It may not look like much, but it's a new view of our solar system.
It may not look like much, but it’s a new view of our solar system.

Image: NASA/JPL-Caltech/SwRI

Imagine that you’re standing on an alien world, far out in the galaxy. You look up and see a brilliant bed of stars above you, blanketing totally foreign sky. 

But what if you were on a different planet a little closer to home? What would you see then?

A new photo beamed back from Jupiter by NASA’s Juno probe, gives us a good idea of what that could be like.

The new Juno image gives us our first view of what it’s like to look out from within Jupiter’s rings — yes, the huge planet has its own rings — back toward something pretty familiar: the constellation Orion. 
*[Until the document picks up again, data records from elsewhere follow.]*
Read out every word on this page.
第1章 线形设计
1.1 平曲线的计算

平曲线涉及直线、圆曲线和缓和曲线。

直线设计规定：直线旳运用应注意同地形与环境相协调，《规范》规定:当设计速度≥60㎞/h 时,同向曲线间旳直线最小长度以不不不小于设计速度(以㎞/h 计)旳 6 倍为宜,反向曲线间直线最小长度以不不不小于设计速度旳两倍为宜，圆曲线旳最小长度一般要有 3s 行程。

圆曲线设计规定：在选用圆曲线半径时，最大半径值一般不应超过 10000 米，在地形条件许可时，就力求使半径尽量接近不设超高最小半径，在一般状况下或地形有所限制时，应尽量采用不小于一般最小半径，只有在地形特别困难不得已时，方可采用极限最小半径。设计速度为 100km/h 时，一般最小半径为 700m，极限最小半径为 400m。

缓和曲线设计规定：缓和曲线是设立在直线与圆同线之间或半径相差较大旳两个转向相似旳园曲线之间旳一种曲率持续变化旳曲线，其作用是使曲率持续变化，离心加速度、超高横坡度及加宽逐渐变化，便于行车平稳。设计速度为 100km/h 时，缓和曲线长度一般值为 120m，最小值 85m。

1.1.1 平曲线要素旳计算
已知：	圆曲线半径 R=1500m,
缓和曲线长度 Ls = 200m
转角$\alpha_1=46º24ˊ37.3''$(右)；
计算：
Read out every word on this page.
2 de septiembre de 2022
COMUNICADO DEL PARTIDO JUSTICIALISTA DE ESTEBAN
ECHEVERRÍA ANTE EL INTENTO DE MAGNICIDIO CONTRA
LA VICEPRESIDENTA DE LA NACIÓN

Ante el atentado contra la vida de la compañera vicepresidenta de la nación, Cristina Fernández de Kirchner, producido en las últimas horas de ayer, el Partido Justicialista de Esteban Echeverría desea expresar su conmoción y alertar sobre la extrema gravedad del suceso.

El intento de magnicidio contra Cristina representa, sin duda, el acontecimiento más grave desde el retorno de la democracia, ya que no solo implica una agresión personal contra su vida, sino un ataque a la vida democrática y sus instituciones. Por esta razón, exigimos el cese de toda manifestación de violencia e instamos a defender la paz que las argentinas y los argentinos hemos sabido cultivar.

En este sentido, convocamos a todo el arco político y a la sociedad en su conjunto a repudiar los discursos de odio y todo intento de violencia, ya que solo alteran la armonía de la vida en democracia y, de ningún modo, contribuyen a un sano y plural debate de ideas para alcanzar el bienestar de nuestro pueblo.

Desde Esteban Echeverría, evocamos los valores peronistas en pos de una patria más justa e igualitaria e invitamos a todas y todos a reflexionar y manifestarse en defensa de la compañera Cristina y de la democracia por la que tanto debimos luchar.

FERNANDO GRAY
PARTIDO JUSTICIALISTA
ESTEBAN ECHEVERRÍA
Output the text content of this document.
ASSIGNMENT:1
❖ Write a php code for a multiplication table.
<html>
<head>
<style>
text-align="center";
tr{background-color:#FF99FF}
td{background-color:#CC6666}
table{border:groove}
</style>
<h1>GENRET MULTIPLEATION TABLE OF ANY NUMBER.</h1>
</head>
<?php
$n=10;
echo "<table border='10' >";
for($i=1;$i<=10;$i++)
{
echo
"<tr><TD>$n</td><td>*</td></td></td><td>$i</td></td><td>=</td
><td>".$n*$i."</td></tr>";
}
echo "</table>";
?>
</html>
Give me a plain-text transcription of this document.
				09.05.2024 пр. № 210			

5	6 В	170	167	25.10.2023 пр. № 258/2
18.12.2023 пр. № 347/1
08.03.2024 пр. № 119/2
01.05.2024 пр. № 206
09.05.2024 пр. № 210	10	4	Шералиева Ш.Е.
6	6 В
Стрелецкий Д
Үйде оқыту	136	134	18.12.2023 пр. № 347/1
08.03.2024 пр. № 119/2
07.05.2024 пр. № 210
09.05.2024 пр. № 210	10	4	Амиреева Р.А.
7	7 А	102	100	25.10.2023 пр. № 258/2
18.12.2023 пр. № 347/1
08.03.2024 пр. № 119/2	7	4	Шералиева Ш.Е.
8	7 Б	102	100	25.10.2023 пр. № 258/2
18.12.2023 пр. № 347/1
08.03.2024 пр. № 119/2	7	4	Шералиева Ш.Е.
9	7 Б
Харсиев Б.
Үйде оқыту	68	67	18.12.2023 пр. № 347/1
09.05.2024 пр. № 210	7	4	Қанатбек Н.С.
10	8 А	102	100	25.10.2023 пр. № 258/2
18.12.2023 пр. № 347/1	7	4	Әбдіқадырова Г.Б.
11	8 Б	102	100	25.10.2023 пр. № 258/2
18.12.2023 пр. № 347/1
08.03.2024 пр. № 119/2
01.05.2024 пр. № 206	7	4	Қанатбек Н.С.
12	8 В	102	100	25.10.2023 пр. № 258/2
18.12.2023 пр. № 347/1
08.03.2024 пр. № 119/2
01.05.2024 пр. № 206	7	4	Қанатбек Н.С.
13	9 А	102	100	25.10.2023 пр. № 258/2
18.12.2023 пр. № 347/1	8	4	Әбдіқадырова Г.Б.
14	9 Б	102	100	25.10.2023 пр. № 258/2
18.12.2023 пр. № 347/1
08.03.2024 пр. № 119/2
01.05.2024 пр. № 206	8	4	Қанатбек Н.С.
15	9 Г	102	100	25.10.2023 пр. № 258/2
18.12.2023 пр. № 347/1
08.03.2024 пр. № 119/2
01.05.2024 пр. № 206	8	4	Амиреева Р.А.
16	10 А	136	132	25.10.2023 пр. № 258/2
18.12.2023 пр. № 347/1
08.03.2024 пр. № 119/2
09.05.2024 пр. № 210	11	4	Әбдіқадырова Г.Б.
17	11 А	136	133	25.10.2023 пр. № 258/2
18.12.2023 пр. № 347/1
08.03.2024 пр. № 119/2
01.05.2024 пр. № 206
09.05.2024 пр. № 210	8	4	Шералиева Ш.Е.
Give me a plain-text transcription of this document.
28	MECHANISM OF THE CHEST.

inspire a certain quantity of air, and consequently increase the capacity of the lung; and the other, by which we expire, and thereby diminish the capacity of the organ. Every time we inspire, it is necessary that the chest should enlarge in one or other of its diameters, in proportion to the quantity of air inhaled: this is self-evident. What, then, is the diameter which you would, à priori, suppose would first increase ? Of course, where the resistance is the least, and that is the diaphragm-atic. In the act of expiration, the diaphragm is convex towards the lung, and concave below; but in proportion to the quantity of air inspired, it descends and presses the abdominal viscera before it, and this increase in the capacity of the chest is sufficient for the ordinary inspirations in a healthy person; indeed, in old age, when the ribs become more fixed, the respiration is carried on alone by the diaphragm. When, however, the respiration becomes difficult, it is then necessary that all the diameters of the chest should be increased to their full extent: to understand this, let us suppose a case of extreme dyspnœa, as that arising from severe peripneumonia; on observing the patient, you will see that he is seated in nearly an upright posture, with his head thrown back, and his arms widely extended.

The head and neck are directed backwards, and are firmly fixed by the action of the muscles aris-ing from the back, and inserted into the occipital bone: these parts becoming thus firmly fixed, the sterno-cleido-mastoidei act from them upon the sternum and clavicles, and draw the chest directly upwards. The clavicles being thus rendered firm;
“The bright bands in the center of the image are the main ring of Jupiter’s ring system,” NASA said in a statement. 

An annotated version of the image.

An annotated version of the image.

Image: NASA/JPL-Caltech/SwRI

“The bright star above the main ring is Betelgeuse, and Orion’s belt can be seen in the lower right.”

While the photo may not look like much, it represents a brand new view of our solar system.

Juno is the first spacecraft to take a photo looking out from between Jupiter and its rings. 

The spacecraft isn’t done reshaping our view of the largest planet in our solar system either. Juno will continue to send back photos showing off Jupiter’s cloud tops and storms along with other images of the huge world until its mission ends next year.